Mixed

Äthiopier Bekele gewann 43. Berlin-Marathon

Kenenisa Bekele hat zum ersten Mal den Berlin-Marathon gewonnen und den Weltrekord in einem spannenden Rennen nur um sechs Sekunden verpasst. Der 34-jährige Bahn-Olympiasieger aus Äthiopien gewann die 43. Auflage am Sonntag in 2:03:03 Stunden. Auf dem letzten Kilometer setzte sich Bekele vom großen Favoriten Wilson Kipsang aus Kenia ab, der Sieger von 2013 wurde diesmal in 2:03:13 Stunden Zweiter.

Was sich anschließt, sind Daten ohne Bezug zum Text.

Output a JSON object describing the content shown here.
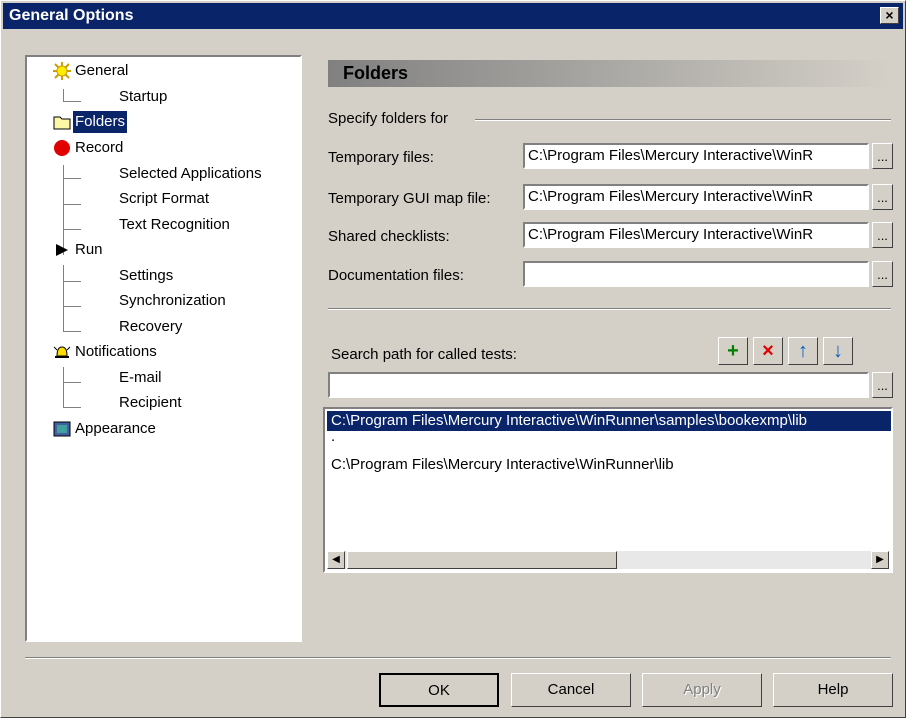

Äthiopier Bekele gewann 43. Berlin-Marathon SN/APA (AFP)/JOHN MACDOUGALL
Der €thiopier gewann in 2:03:03 Stunden.

Als Dritter kam sein Landsmann Evans Chebet in 2:05:31 ins Ziel. Der Kenianer Dennis Kimetto, der vor zwei Jahren in Berlin in 2:02:57 Stunden triumphiert hatte, bleibt damit Weltrekordler auf den klassischen 42,195 Kilometern.

"Ich bin so stolz auf meine Leistung. Ich wollte persönliche Bestzeit laufen. Am Schluss bin ich aber doch ein bisschen enttäuscht, dass ich den Weltrekord so knapp verpasst habe", sagte Bekele, der 70.000 Euro Preisgeld einstrich: 40.000 Euro für den Sieg und 30.000 Euro für eine Zeit unter 2:04 Stunden. Für den Weltrekord hätte es noch einmal 50.000 Euro gegeben.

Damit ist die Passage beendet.